Più elimino le varie superfici, più la cipolla rimpicciolisce e al centro non c’è un nucleo solido e distinto: solo altri livelli, altre falde e altri piani, finché non rimane quasi nulla. E se facessi la stessa cosa con me? Se lasciassi cadere le mie conoscenze, le esperienze, le mie idee e sovrastrutture, le mie credenze, mi chiedo: “Cosa resta, alla fine? Cosa c’è, oltre il mio ruolo sociale, i miei titoli, le mie abitudini, le mie convinzioni e le mie paure?”. Nulla. Un vuoto… Sarà per questo che sono così affezionata ai miei rivestimenti? Temo quel vuoto, quella nudità essenziale, che mi lascerebbe senza appigli e senza definizioni?

La paura dello zero…, un numero che mi è sempre piaciuto con la sua panciuta ed accogliente rotondità: un abbraccio, che a me pare più pieno che vacante…

Il nulla spaventa, perché mette di fronte al rischio di non essere…

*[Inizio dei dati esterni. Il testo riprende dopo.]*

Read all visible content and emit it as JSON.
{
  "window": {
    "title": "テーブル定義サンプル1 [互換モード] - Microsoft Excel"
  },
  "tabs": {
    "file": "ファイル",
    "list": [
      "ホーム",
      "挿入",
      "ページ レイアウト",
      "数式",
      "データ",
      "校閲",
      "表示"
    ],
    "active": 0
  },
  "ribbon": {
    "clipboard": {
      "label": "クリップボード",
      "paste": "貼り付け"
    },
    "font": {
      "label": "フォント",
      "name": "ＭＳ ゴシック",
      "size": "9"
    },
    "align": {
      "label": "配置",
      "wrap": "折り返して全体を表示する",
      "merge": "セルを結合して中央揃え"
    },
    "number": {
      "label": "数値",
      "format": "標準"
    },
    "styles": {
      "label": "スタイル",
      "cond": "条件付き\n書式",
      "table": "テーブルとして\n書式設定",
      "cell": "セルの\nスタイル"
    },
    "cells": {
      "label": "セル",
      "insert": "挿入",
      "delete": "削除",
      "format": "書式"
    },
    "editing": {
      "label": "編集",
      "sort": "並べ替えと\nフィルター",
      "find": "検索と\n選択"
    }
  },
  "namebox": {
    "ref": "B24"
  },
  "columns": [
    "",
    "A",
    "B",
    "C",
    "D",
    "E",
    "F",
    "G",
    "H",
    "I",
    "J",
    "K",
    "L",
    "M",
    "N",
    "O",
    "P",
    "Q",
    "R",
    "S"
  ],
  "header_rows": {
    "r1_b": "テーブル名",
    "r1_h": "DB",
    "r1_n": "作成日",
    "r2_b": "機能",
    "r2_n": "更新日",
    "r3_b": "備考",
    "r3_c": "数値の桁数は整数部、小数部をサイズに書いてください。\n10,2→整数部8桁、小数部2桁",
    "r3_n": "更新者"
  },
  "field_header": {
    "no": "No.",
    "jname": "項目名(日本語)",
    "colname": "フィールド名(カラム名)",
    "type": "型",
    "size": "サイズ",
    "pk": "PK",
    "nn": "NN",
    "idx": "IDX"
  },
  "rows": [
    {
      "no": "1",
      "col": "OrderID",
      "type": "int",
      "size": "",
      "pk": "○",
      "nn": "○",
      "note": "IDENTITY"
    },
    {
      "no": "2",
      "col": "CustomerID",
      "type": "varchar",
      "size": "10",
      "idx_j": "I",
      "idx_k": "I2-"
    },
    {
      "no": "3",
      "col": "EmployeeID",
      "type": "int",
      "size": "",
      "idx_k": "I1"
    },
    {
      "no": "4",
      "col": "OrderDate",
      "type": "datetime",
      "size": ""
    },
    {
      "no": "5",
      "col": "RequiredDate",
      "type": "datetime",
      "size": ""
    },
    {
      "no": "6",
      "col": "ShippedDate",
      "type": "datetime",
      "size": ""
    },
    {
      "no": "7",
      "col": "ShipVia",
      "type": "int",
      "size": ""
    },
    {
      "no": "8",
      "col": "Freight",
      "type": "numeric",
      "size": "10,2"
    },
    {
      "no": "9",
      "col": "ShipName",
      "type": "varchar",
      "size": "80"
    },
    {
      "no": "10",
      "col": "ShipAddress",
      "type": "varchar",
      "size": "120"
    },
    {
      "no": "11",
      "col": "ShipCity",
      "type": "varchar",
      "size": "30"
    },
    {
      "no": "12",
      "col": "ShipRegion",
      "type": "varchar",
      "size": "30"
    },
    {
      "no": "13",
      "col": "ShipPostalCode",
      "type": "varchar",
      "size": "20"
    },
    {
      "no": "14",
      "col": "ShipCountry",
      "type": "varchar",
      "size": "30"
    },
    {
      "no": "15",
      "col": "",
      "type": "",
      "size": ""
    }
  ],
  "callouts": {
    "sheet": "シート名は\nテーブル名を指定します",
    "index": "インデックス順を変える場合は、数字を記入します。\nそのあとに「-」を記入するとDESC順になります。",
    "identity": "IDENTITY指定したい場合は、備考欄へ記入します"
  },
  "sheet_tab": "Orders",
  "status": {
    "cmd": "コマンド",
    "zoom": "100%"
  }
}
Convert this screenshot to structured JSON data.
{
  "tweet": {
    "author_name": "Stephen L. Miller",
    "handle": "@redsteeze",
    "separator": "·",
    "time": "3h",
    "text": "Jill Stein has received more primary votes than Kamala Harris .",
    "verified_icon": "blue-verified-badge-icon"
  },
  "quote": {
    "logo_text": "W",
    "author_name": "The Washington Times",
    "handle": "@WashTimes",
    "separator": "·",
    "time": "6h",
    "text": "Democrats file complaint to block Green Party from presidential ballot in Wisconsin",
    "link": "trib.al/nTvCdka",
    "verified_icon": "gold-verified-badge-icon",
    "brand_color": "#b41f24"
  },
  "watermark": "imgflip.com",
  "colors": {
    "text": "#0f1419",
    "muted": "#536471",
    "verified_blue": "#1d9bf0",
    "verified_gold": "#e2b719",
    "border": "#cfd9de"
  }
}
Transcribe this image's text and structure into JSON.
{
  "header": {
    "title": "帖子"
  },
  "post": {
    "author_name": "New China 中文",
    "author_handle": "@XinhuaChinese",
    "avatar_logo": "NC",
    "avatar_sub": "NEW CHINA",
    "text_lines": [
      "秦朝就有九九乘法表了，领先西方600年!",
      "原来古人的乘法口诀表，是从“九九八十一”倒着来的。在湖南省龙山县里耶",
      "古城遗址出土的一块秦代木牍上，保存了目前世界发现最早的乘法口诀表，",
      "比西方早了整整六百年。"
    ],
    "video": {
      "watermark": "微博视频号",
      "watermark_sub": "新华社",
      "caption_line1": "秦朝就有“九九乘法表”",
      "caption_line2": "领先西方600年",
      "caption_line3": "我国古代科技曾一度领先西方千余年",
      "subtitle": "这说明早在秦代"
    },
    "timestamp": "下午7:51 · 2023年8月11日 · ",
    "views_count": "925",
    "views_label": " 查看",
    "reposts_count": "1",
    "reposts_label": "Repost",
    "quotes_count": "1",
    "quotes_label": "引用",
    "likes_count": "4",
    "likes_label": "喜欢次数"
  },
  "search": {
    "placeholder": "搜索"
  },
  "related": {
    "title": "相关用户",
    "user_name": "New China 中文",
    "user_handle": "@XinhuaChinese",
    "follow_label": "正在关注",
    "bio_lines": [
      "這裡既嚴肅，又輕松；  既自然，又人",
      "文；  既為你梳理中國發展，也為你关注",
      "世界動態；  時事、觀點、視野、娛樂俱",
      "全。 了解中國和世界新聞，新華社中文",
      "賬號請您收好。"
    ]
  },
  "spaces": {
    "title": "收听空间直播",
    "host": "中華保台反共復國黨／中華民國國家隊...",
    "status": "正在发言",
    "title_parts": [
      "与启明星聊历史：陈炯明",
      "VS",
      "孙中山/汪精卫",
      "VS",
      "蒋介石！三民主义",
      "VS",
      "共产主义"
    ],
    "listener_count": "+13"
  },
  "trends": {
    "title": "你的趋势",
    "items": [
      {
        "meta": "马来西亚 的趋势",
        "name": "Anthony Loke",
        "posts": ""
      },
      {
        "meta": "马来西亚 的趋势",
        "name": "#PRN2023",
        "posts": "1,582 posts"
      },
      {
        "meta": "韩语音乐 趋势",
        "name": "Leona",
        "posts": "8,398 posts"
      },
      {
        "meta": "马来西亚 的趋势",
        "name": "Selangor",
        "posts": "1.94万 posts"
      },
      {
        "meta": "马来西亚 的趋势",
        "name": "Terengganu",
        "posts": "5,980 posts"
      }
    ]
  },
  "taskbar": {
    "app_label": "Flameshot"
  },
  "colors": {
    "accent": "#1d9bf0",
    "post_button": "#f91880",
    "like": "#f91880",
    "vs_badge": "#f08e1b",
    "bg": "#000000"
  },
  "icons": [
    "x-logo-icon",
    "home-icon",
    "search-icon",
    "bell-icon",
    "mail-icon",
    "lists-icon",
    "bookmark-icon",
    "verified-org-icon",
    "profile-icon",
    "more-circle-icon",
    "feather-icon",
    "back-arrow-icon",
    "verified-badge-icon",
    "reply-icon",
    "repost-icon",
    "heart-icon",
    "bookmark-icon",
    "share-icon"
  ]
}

Eppure questo “nulla” non lo percepisco più come abisso, ma come spazio. Non assenza, ma possibilità. Un luogo dove tutto può accadere, dove tutto può nascere; un vuoto non privo di energia, ma potenzialità integra e pura. Creativa.

Mi pelo come una cipolla, non aggiungo più, ma tolgo: maschere, difese e condizionamenti.  Arrivo al punto zero: non è inesistenza, ma apertura. Lì in fondo, nel buio più oscuro, il silenzio è assordante e denso come un vuoto-pieno. Sono quella “sostanza” che mi accomuna al Creato. Amore infinito, inesauribile, Divino.

Morendo a me stessa, annullandomi nelle mie pretese e nei miei egoismi, posso riconoscermi frammento dell’Infinito, figlia di Dio.

E’ nell’essere nessuno, in questo nulla ritrovo il Tutto.